Their decision was to invalidate me, degrade me, dismiss me and continue with practices and policies that perpetuate harm; and thus they are correct, I did not like their decision. Do you? 

The screams of bad dreams that no one can hear when you are in desperate need of help... 

The screams then turns into pleadings, because they hold all the power and their decisions had such a significant impact on me and their decisions will continue to have significant impacts on the lives, health, safety and livelihood of others and society in general.  



Saturday, May 7, 2022

Neutralize, compartmentalize, rinse and repeat.
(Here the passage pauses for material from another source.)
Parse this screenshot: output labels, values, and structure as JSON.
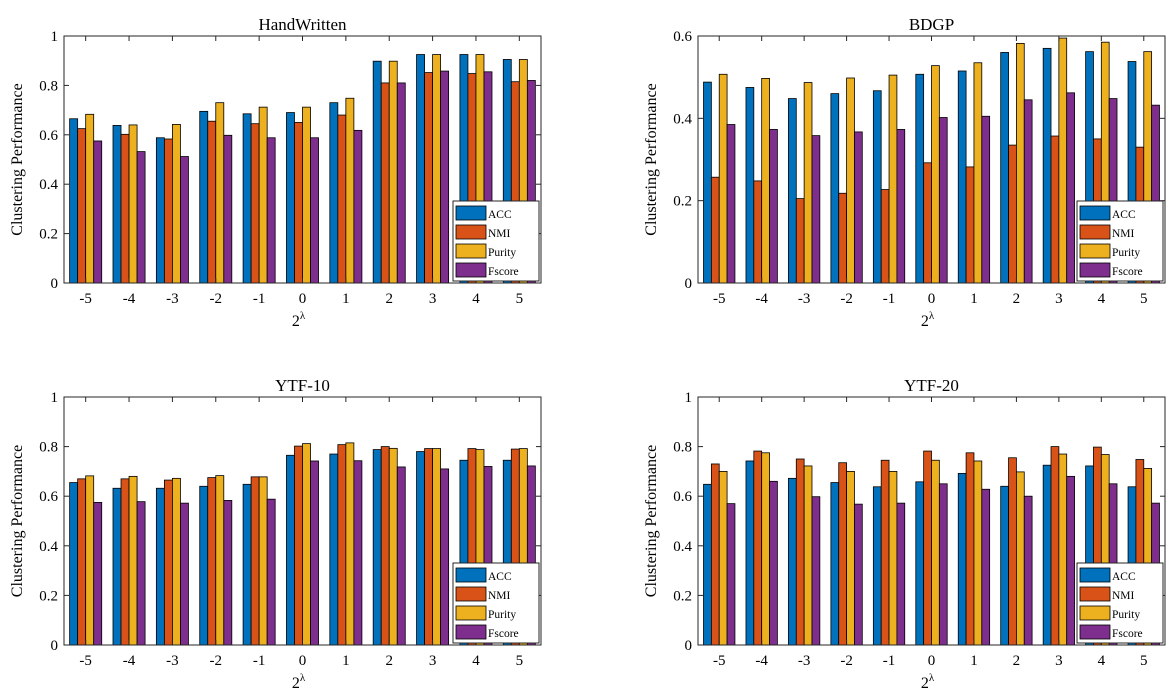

To be honest, I don't hate what I am doing right now, which is writing the very lengthy claim of medical malpractice against IHC. Even though often what I am learning is disturbing and shocking, it has been and continues to be very interesting and fascinating learning process. I am learning a ton about the law and the realities about how our legal and justice systems work. In addition to that I have gained a lifetime of experience and side information as well. So I do not regret my decision and I am happy with my progress. In fact I finding increasing enjoyment of the process and it is proving to be a very worthwhile investment in myself.  

However, it has not been an easy journey to get this far and, albeit less in frequency and intensity,  I still find myself repeating my sustaining and self-fulfilling mantra of "That which we persist in doing becomes easier. Not that the task itself has changed but that our ability to do it has increased." I am glad this mantra is working. And so well as each step in this heavy laden and often stressful process is transforming into such a welcomed pride invoking accomplishment as I choose to appreciate and celebrate them instead of allowing them to weigh me down. 

Of course I still have to be careful and realistic, and I am which is why I came here for a bit of reprieve from my current task... 

The task you ask?  Well, I am intentionally trying to recall all of those confusing and conflicting memories that were on vivid detail repeat in my brain for so long. So long that I feared they would never go away and I'd be torture for eternity by them if I did not solve precisely what they were, what they meant, and what to do about them... For sooo long...

For so long I worked to solve them so I could escape them. For so long I was torn apart a thousand times a day by them. For so long those memories and words of Dr. He plagued and haunted me. ... and indirectly my family. 

And the harder I tried to solve the more they tore me down and every relationship for or with me.  

What a strange irony that now I am struggling to bring those memories back to my conscious recollection; asking my brain to remember them as precisely as they used to replay in me. 

Mania and the after effects. TBI as well. Such interesting and fascinating phenomena; especially from the 1st person perspective. 

The preciseness and heightened senses that keep things so exact in your brain while compromising your ability to act precisely and logically at all. So fascinating and I don't hate that I have experienced it. I just hate how you are treated for it. But now I am rambling, a bit tangential, and maybe avoiding a bit...

Because really, there is a cautious part of me that does not want to bring those memories back at all. Let them stay buried? Nope. I won't. They will be exposed because this is how I keep moving forward and how I keep moving on. Dig them out and keep digging until every root of the problem is out of the ground; too dried and sunbaked to ever grow again so matter the ground it is sown in. 

 I do find it quite helpful that I have so much written down because then I don't have to rely on memory and the emotions that digging can bring to the surface. Reading and then re-writing is much easier to neutralize and compartmentalize.